Callers to Mr. Limbaugh's program frequently spoke of the "creative" content of their children's writings and insisted the content was more important than the mechanics of spelling, grammar, punctuation, and capitalization, especially in grading. I always thought the content of a student's work was important, as well as the mechanics by which he/she expressed it.

That is why most teachers who are concerned with the development of the child's skills give a double grade, one for content and one for mechanics. This double grade was written, "A/B," with the top grade for content (thus giving the importance to content) and the bottom grade for mechanics.

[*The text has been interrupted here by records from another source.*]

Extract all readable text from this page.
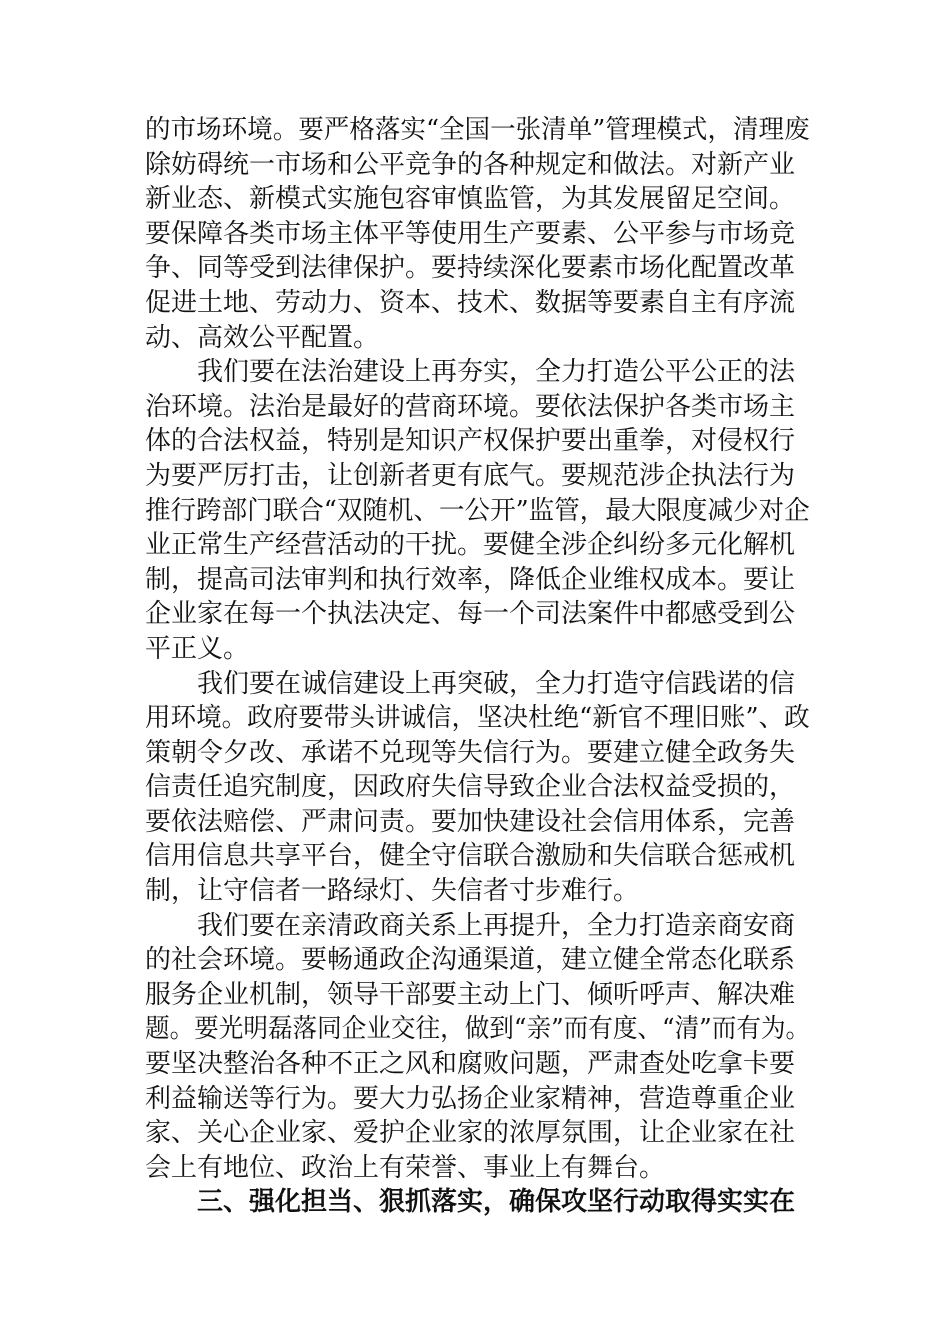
的市场环境。要严格落实“全国一张清单”管理模式，清理废
除妨碍统一市场和公平竞争的各种规定和做法。对新产业
新业态、新模式实施包容审慎监管，为其发展留足空间。
要保障各类市场主体平等使用生产要素、公平参与市场竞
争、同等受到法律保护。要持续深化要素市场化配置改革
促进土地、劳动力、资本、技术、数据等要素自主有序流
动、高效公平配置。
　　我们要在法治建设上再夯实，全力打造公平公正的法
治环境。法治是最好的营商环境。要依法保护各类市场主
体的合法权益，特别是知识产权保护要出重拳，对侵权行
为要严厉打击，让创新者更有底气。要规范涉企执法行为
推行跨部门联合“双随机、一公开”监管，最大限度减少对企
业正常生产经营活动的干扰。要健全涉企纠纷多元化解机
制，提高司法审判和执行效率，降低企业维权成本。要让
企业家在每一个执法决定、每一个司法案件中都感受到公
平正义。
　　我们要在诚信建设上再突破，全力打造守信践诺的信
用环境。政府要带头讲诚信，坚决杜绝“新官不理旧账”、政
策朝令夕改、承诺不兑现等失信行为。要建立健全政务失
信责任追究制度，因政府失信导致企业合法权益受损的，
要依法赔偿、严肃问责。要加快建设社会信用体系，完善
信用信息共享平台，健全守信联合激励和失信联合惩戒机
制，让守信者一路绿灯、失信者寸步难行。
　　我们要在亲清政商关系上再提升，全力打造亲商安商
的社会环境。要畅通政企沟通渠道，建立健全常态化联系
服务企业机制，领导干部要主动上门、倾听呼声、解决难
题。要光明磊落同企业交往，做到“亲”而有度、“清”而有为。
要坚决整治各种不正之风和腐败问题，严肃查处吃拿卡要
利益输送等行为。要大力弘扬企业家精神，营造尊重企业
家、关心企业家、爱护企业家的浓厚氛围，让企业家在社
会上有地位、政治上有荣誉、事业上有舞台。
　　三、强化担当、狠抓落实，确保攻坚行动取得实实在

Contents and mechanics were not considered mutually exclusive, as they now seem to be, unless the single focus on "creativeness" is the laziness Mr. Limbaugh felt might be the real source of the problem.

Progressive, Outcome-Based Education is a bad idea that has only got worse, as I learned once again when a librarian asked me last spring to write some guidelines for a "reading for content" program.

The children liked the program, because they were getting meaning from their reading and listening activities as compared to imposing their own ideas on material that was totally unrelated to those ideas.

In short, the children were learning, and they liked to learn, which is natural to little newcomers to the planet. As for me, I've developed the habit of writing "borad of eudaction" on scraps of paper. I'm trying to write an article from those scraps, but somehow my thoughts won't focus.

That's odd, because when I write "board of education," I know exactly what I want to say and how to say it, so that others can understand. But an article about the board of education addresses a very different topic from one that addresses the "borad of eudaction."

This little article is about children and the development of their learning skills. I'm not sure just how the borad of eudaction relates to that. On second thought, I'm not sure borad of eudaction has any relationship to education at all. I'm not even sure the borad should relate to education.

The borad of eudaction sounds sort of gnu-frangible to me.